While compassion is the ability to feel and connect with the suffering of another human being, self-compassion is the ability to feel and connect with one’s own suffering. More specifically for our purposes, self-compassion is the act of extending compassion to one’s self in instances of perceived inadequacy, failure or general suffering.
If we are to be self-compassionate we need to give to ourselves the same five gifts we offer someone to whom we are feeling compassionate toward.
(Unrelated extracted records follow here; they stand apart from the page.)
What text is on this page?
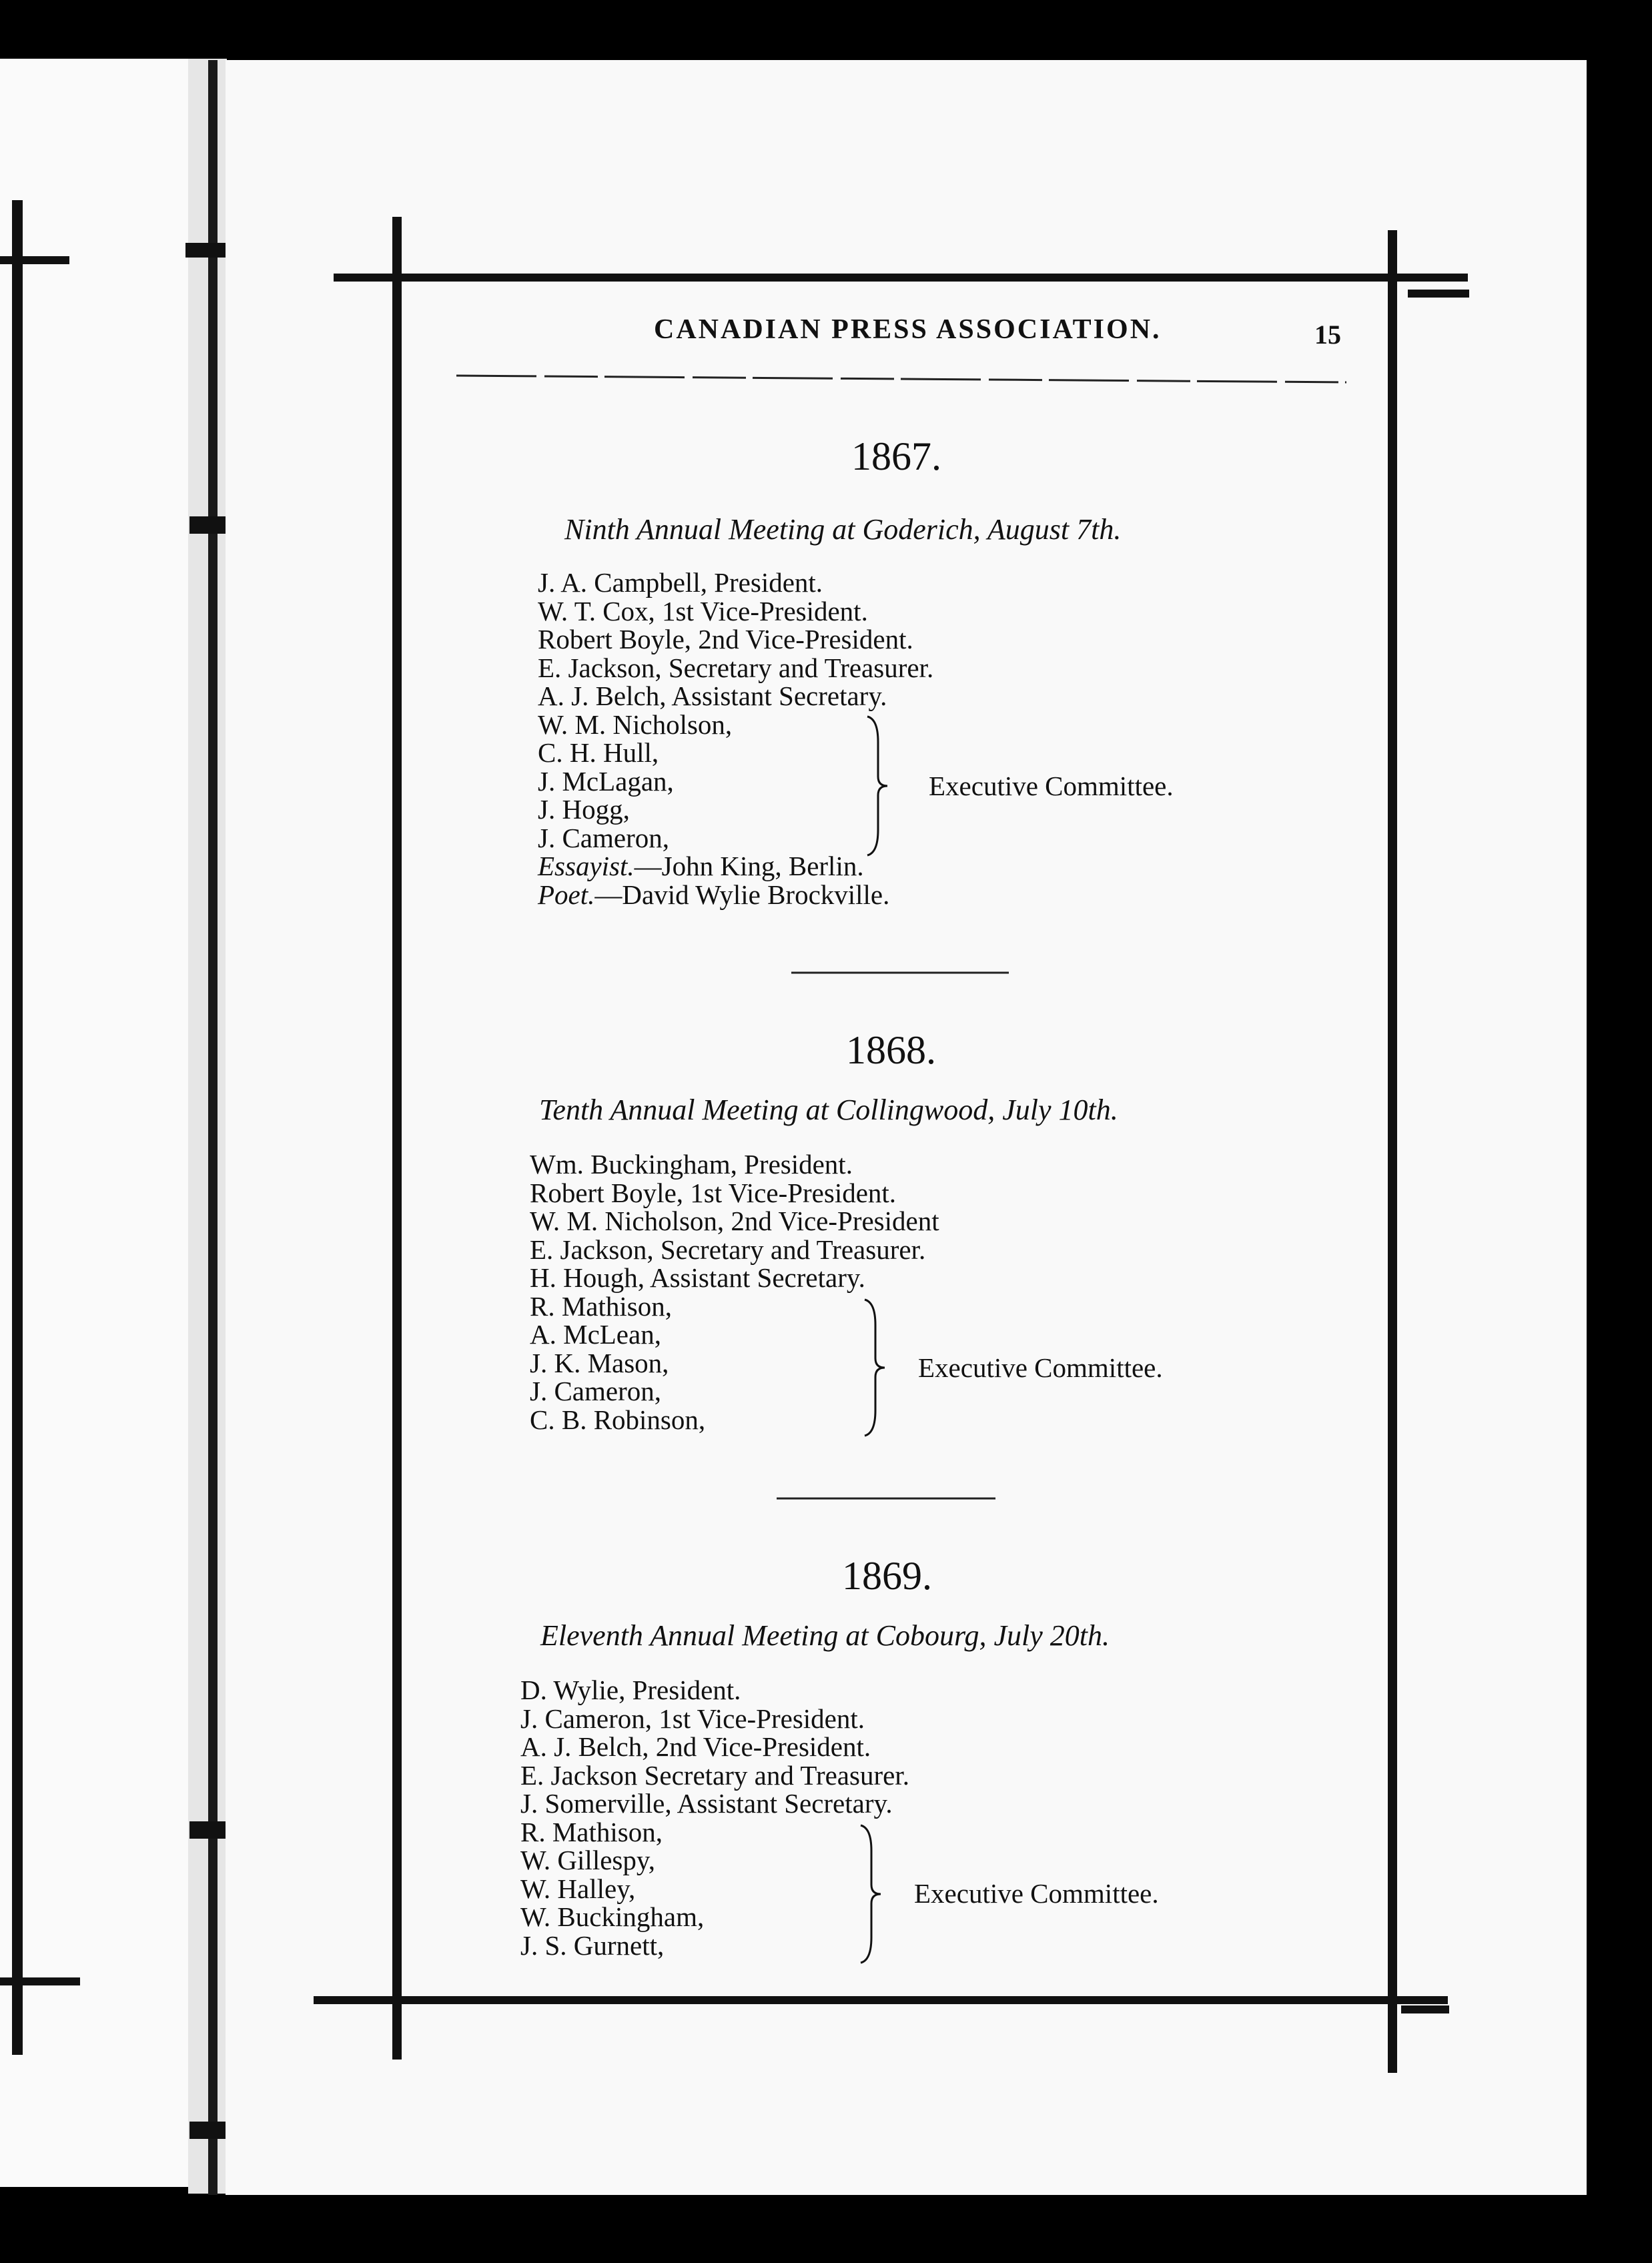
CANADIAN PRESS ASSOCIATION.	15
1867.
Ninth Annual Meeting at Goderich, August 7th.
J. A. Campbell, President.
W. T. Cox, 1st Vice-President.
Robert Boyle, 2nd Vice-President.
E. Jackson, Secretary and Treasurer.
A. J. Belch, Assistant Secretary.
W. M. Nicholson,
C. H. Hull,
J. McLagan,
J. Hogg,
J. Cameron,
Essayist.—John King, Berlin.
Poet.—David Wylie Brockville.
Executive Committee.
1868.
Tenth Annual Meeting at Collingwood, July 10th.
Wm. Buckingham, President.
Robert Boyle, 1st Vice-President.
W. M. Nicholson, 2nd Vice-President
E. Jackson, Secretary and Treasurer.
H. Hough, Assistant Secretary.
R. Mathison,
A. McLean,
J. K. Mason,
J. Cameron,
C. B. Robinson,
Executive Committee.
1869.
Eleventh Annual Meeting at Cobourg, July 20th.
D. Wylie, President.
J. Cameron, 1st Vice-President.
A. J. Belch, 2nd Vice-President.
E. Jackson Secretary and Treasurer.
J. Somerville, Assistant Secretary.
R. Mathison,
W. Gillespy,
W. Halley,
W. Buckingham,
J. S. Gurnett,
Executive Committee.
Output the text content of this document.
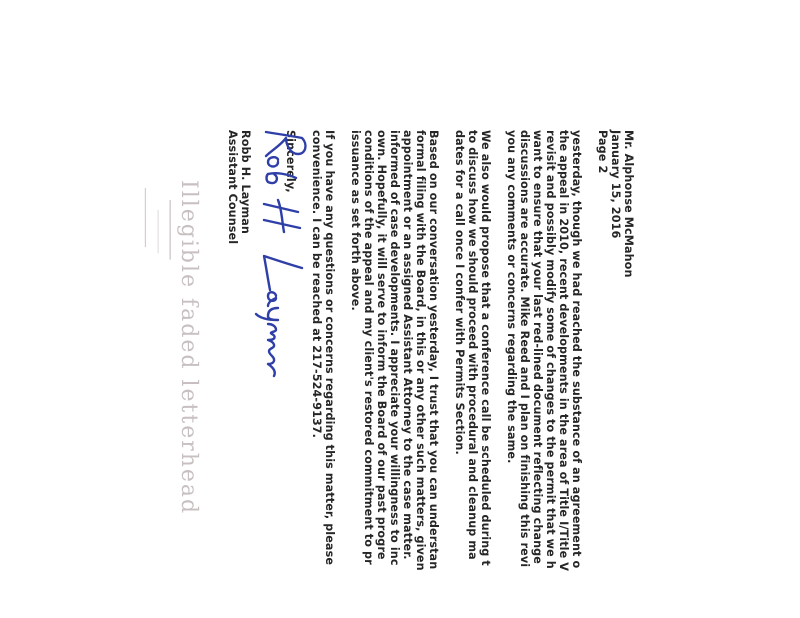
Illegible faded letterhead
━━━━━━━━━━━
────────
━━━━━━━━━━━━━━	Mr. Alphonse McMahon
January 15, 2016
Page 2
yesterday, though we had reached the substance of an agreement o
the appeal in 2010, recent developments in the area of Title I/Title V
revisit and possibly modify some of changes to the permit that we h
want to ensure that your last red-lined document reflecting change
discussions are accurate. Mike Reed and I plan on finishing this revi
you any comments or concerns regarding the same.
We also would propose that a conference call be scheduled during t
to discuss how we should proceed with procedural and cleanup ma
dates for a call once I confer with Permits Section.
Based on our conversation yesterday, I trust that you can understan
formal filing with the Board, in this or any other such matters, given
appointment or an assigned Assistant Attorney to the case matter.
informed of case developments. I appreciate your willingness to inc
own. Hopefully, it will serve to inform the Board of our past progre
conditions of the appeal and my client's restored commitment to pr
issuance as set forth above.
If you have any questions or concerns regarding this matter, please
convenience. I can be reached at 217-524-9137.
Sincerely,
Robb H. Layman
Assistant Counsel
In other words, we need to offer ourselves the recognition, validation, and support we would offer a loved one or a dear friend who is suffering.
Kristin Neff, a professor of psychology at the University of Texas at Austin, is the leading researcher in the growing field of self-compassion. In her ground-breaking book, Self-Compassion (2011) she defines self-compassion as “being open to and moved by one’s own suffering, experiencing feelings of caring and kindness toward oneself, taking an understanding, nonjudgmental attitude toward one’s inadequacies and failures, and recognizing that one’s experience is part of the common human experience.”
Self-compassion encourages you to begin to treat yourself and talk to yourself with the same kindness, caring and compassion you would show a good friend or a beloved child. Just as connecting with the suffering of others has actually been shown to comfort and even help heal others of their ailments or problems, connecting with your own suffering will do the same for you.